J.C. Penney's Silver said he also expects the nation's economy will slow, to about 2% or less during the second half. The slowdown will be due primarily, he said, to either the Federal Reserve finally raising its benchmark overnight interest rate after more than year at 5.5%, or to the flood of cheaper imports from the economically troubled Southeast Asia.

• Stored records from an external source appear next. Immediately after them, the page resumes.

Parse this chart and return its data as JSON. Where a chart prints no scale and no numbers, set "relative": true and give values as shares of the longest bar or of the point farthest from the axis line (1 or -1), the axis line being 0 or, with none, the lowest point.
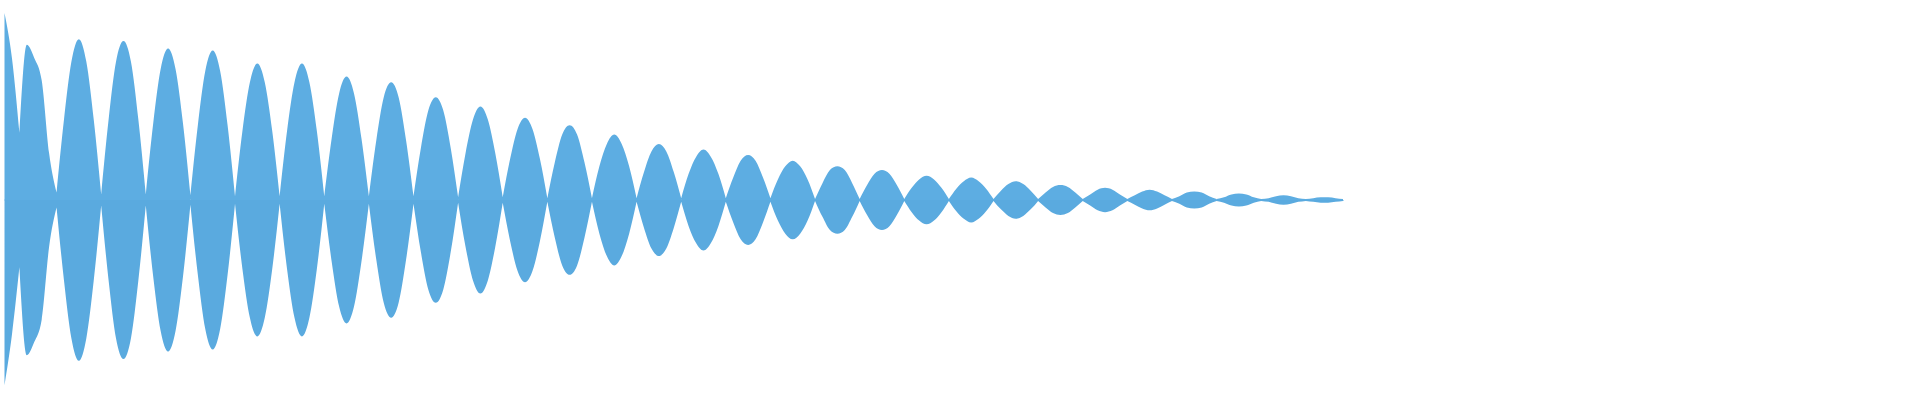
{
  "chart_data": {
    "type": "area",
    "relative": true,
    "categories": [
      null,
      null,
      null,
      null,
      null,
      null,
      null,
      null,
      null,
      null,
      null,
      null,
      null,
      null,
      null,
      null,
      null,
      null,
      null,
      null,
      null,
      null,
      null,
      null,
      null,
      null,
      null,
      null,
      null,
      null,
      null,
      null,
      null,
      null,
      null,
      null,
      null,
      null,
      null,
      null,
      null,
      null,
      null,
      null,
      null,
      null,
      null,
      null,
      null,
      null,
      null,
      null,
      null,
      null,
      null,
      null,
      null,
      null,
      null,
      null,
      null,
      null,
      null,
      null,
      null,
      null,
      null,
      null,
      null,
      null,
      null,
      null,
      null,
      null,
      null,
      null,
      null,
      null,
      null,
      null,
      null,
      null,
      null,
      null,
      null,
      null,
      null,
      null,
      null,
      null,
      null,
      null,
      null,
      null,
      null,
      null,
      null,
      null,
      null,
      null,
      null,
      null,
      null,
      null,
      null,
      null,
      null,
      null,
      null,
      null,
      null,
      null,
      null,
      null,
      null,
      null,
      null,
      null,
      null,
      null,
      null,
      null,
      null,
      null,
      null,
      null,
      null,
      null,
      null,
      null,
      null,
      null,
      null,
      null,
      null,
      null,
      null,
      null,
      null,
      null,
      null,
      null,
      null,
      null,
      null,
      null,
      null,
      null,
      null,
      null,
      null,
      null,
      null,
      null,
      null,
      null,
      null,
      null,
      null,
      null,
      null,
      null,
      null,
      null,
      null,
      null,
      null,
      null,
      null,
      null,
      null,
      null,
      null,
      null,
      null,
      null,
      null,
      null,
      null,
      null,
      null
    ],
    "series": [
      {
        "color": "#5dade2",
        "values": [
          1.0,
          0.76,
          0.36,
          0.83,
          0.76,
          0.64,
          0.25,
          0.04,
          0.43,
          0.74,
          0.86,
          0.74,
          0.43,
          0.03,
          0.43,
          0.74,
          0.85,
          0.74,
          0.43,
          0.03,
          0.41,
          0.7,
          0.81,
          0.7,
          0.41,
          0.025,
          0.4,
          0.69,
          0.8,
          0.69,
          0.4,
          0.02,
          0.37,
          0.63,
          0.73,
          0.63,
          0.37,
          0.02,
          0.37,
          0.63,
          0.73,
          0.63,
          0.37,
          0.02,
          0.33,
          0.57,
          0.66,
          0.57,
          0.33,
          0.02,
          0.32,
          0.55,
          0.63,
          0.55,
          0.32,
          0.02,
          0.28,
          0.48,
          0.55,
          0.48,
          0.28,
          0.015,
          0.25,
          0.43,
          0.5,
          0.43,
          0.25,
          0.015,
          0.22,
          0.38,
          0.44,
          0.38,
          0.22,
          0.01,
          0.2,
          0.35,
          0.4,
          0.35,
          0.2,
          0.01,
          0.18,
          0.3,
          0.35,
          0.3,
          0.18,
          0.01,
          0.15,
          0.26,
          0.3,
          0.26,
          0.15,
          0.01,
          0.14,
          0.23,
          0.27,
          0.23,
          0.14,
          0.01,
          0.12,
          0.21,
          0.24,
          0.21,
          0.12,
          0.01,
          0.11,
          0.18,
          0.21,
          0.18,
          0.11,
          0.005,
          0.09,
          0.16,
          0.18,
          0.16,
          0.09,
          0.005,
          0.08,
          0.14,
          0.16,
          0.14,
          0.08,
          0.005,
          0.065,
          0.11,
          0.13,
          0.11,
          0.065,
          0.005,
          0.06,
          0.1,
          0.12,
          0.1,
          0.06,
          0.005,
          0.05,
          0.085,
          0.1,
          0.085,
          0.05,
          0.005,
          0.04,
          0.07,
          0.08,
          0.07,
          0.04,
          0.005,
          0.03,
          0.055,
          0.065,
          0.055,
          0.03,
          0.005,
          0.025,
          0.045,
          0.055,
          0.045,
          0.025,
          0.005,
          0.02,
          0.04,
          0.045,
          0.04,
          0.02,
          0.005,
          0.015,
          0.03,
          0.035,
          0.03,
          0.015,
          0.005,
          0.01,
          0.02,
          0.025,
          0.02,
          0.01,
          0.005,
          0.01,
          0.015,
          0.015,
          0.01,
          0.005
        ]
      },
      {
        "color": "#5aaadf",
        "values": [
          -0.99,
          -0.72,
          -0.36,
          -0.83,
          -0.76,
          -0.64,
          -0.25,
          -0.04,
          -0.43,
          -0.74,
          -0.86,
          -0.74,
          -0.43,
          -0.03,
          -0.43,
          -0.74,
          -0.85,
          -0.74,
          -0.43,
          -0.03,
          -0.41,
          -0.7,
          -0.81,
          -0.7,
          -0.41,
          -0.025,
          -0.4,
          -0.69,
          -0.8,
          -0.69,
          -0.4,
          -0.02,
          -0.37,
          -0.63,
          -0.73,
          -0.63,
          -0.37,
          -0.02,
          -0.37,
          -0.63,
          -0.73,
          -0.63,
          -0.37,
          -0.02,
          -0.33,
          -0.57,
          -0.66,
          -0.57,
          -0.33,
          -0.02,
          -0.32,
          -0.55,
          -0.63,
          -0.55,
          -0.32,
          -0.02,
          -0.28,
          -0.48,
          -0.55,
          -0.48,
          -0.28,
          -0.015,
          -0.25,
          -0.43,
          -0.5,
          -0.43,
          -0.25,
          -0.015,
          -0.22,
          -0.38,
          -0.44,
          -0.38,
          -0.22,
          -0.01,
          -0.2,
          -0.35,
          -0.4,
          -0.35,
          -0.2,
          -0.01,
          -0.18,
          -0.3,
          -0.35,
          -0.3,
          -0.18,
          -0.01,
          -0.15,
          -0.26,
          -0.3,
          -0.26,
          -0.15,
          -0.01,
          -0.14,
          -0.23,
          -0.27,
          -0.23,
          -0.14,
          -0.01,
          -0.12,
          -0.21,
          -0.24,
          -0.21,
          -0.12,
          -0.01,
          -0.11,
          -0.18,
          -0.21,
          -0.18,
          -0.11,
          -0.005,
          -0.09,
          -0.16,
          -0.18,
          -0.16,
          -0.09,
          -0.005,
          -0.08,
          -0.14,
          -0.16,
          -0.14,
          -0.08,
          -0.005,
          -0.065,
          -0.11,
          -0.13,
          -0.11,
          -0.065,
          -0.005,
          -0.06,
          -0.1,
          -0.12,
          -0.1,
          -0.06,
          -0.005,
          -0.05,
          -0.085,
          -0.1,
          -0.085,
          -0.05,
          -0.005,
          -0.04,
          -0.07,
          -0.08,
          -0.07,
          -0.04,
          -0.005,
          -0.03,
          -0.055,
          -0.065,
          -0.055,
          -0.03,
          -0.005,
          -0.025,
          -0.045,
          -0.055,
          -0.045,
          -0.025,
          -0.005,
          -0.02,
          -0.04,
          -0.045,
          -0.04,
          -0.02,
          -0.005,
          -0.015,
          -0.03,
          -0.035,
          -0.03,
          -0.015,
          -0.005,
          -0.01,
          -0.02,
          -0.025,
          -0.02,
          -0.01,
          -0.005,
          -0.01,
          -0.015,
          -0.015,
          -0.01,
          -0.005
        ]
      }
    ],
    "ref_lines": [
      {
        "axis": "y",
        "value": 0,
        "color": "#5dade2"
      }
    ]
  }
}
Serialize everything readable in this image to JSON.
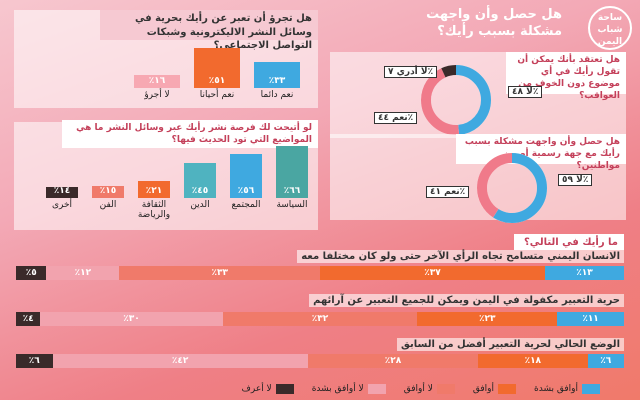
{
  "brand": {
    "line1": "ساحة",
    "line2": "شباب",
    "line3": "اليمن"
  },
  "headline": {
    "line1": "هل حصل وأن واجهت",
    "line2": "مشكلة بسبب رأيك؟"
  },
  "colors": {
    "blue": "#3fa9e0",
    "orange": "#f26a2e",
    "salmon": "#f07a6a",
    "pink": "#f2a3ae",
    "dark": "#3a2a2a",
    "teal": "#4aa6a2"
  },
  "chart_data": [
    {
      "type": "bar",
      "title": "هل تجرؤ أن تعبر عن رأيك بحرية في وسائل النشر الاليكترونية وشبكات التواصل الاجتماعي؟",
      "categories": [
        "نعم دائما",
        "نعم أحيانا",
        "لا أجرؤ"
      ],
      "values": [
        33,
        51,
        16
      ],
      "value_labels": [
        "٪٣٣",
        "٪٥١",
        "٪١٦"
      ],
      "colors": [
        "#3fa9e0",
        "#f26a2e",
        "#f7a8b2"
      ]
    },
    {
      "type": "pie",
      "title": "هل تعتقد بأنك يمكن أن تقول رأيك في أي موضوع دون الخوف من العواقب؟",
      "slices": [
        {
          "label": "نعم",
          "value": 44,
          "value_label": "نعم ٤٤٪"
        },
        {
          "label": "لا",
          "value": 48,
          "value_label": "لا ٤٨٪"
        },
        {
          "label": "لا أدري",
          "value": 7,
          "value_label": "لا أدري ٧٪"
        }
      ]
    },
    {
      "type": "bar",
      "title": "لو أتيحت لك فرصة نشر رأيك عبر وسائل النشر ما هي المواضيع التي تود الحديث فيها؟",
      "categories": [
        "السياسة",
        "المجتمع",
        "الدين",
        "الثقافة والرياضة",
        "الفن",
        "أخرى"
      ],
      "values": [
        66,
        56,
        45,
        21,
        15,
        14
      ],
      "value_labels": [
        "٪٦٦",
        "٪٥٦",
        "٪٤٥",
        "٪٢١",
        "٪١٥",
        "٪١٤"
      ],
      "colors": [
        "#4aa6a2",
        "#3fa9e0",
        "#4fb3c0",
        "#f26a2e",
        "#f07a6a",
        "#3a2a2a"
      ]
    },
    {
      "type": "pie",
      "title": "هل حصل وأن واجهت مشكلة بسبب رأيك مع جهة رسمية أو من مواطنين؟",
      "slices": [
        {
          "label": "لا",
          "value": 59,
          "value_label": "لا ٥٩٪"
        },
        {
          "label": "نعم",
          "value": 41,
          "value_label": "نعم ٤١٪"
        }
      ]
    },
    {
      "type": "bar",
      "stacked": true,
      "title": "ما رأيك في التالي؟",
      "series_names": [
        "أوافق بشدة",
        "أوافق",
        "لا أوافق",
        "لا أوافق بشدة",
        "لا أعرف"
      ],
      "statements": [
        {
          "text": "الانسان اليمني متسامح تجاه الرأي الآخر حتى ولو كان مختلفا معه",
          "values": [
            13,
            37,
            33,
            12,
            5
          ],
          "labels": [
            "٪١٣",
            "٪٣٧",
            "٪٣٣",
            "٪١٢",
            "٪٥"
          ]
        },
        {
          "text": "حرية التعبير مكفولة في اليمن ويمكن للجميع التعبير عن آرائهم",
          "values": [
            11,
            23,
            32,
            30,
            4
          ],
          "labels": [
            "٪١١",
            "٪٢٣",
            "٪٣٢",
            "٪٣٠",
            "٪٤"
          ]
        },
        {
          "text": "الوضع الحالي لحرية التعبير أفضل من السابق",
          "values": [
            6,
            18,
            28,
            42,
            6
          ],
          "labels": [
            "٪٦",
            "٪١٨",
            "٪٢٨",
            "٪٤٢",
            "٪٦"
          ]
        }
      ]
    }
  ],
  "legend": [
    "أوافق بشدة",
    "أوافق",
    "لا أوافق",
    "لا أوافق بشدة",
    "لا أعرف"
  ]
}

While Silver said the true impact of Southeast Asia's currency devaluation turmoil probably won't hit domestic shores until later this year, he already believes the help on retailer margins won't last long. "There's going to be some period, I don't know how long it's going to be, that the lower prices are not going to be passed along to the consumer. But someone is going to break," he said.
Hering agreed that competition will make holding onto a larger margin difficult for many retailers. "Whether retailers are successful [at holding to larger margins] when there's so much demand for the same customer base remains to be seen," she said.
Meanwhile, at the Economic Forecasting Center, Ratajczak said he expects the first quarter will show consumer spending maintaining the same 2.5% growth that capped off 1997.Ratajczak noted that while consumer debt is still increasing, it's at a slower pace than last year, about one and a half times the rate of consumer disposable income growth so far this year, compared with twice as fast in 1997. He said he also expects the nation's economic growth to slow during the second half, to 2.5%.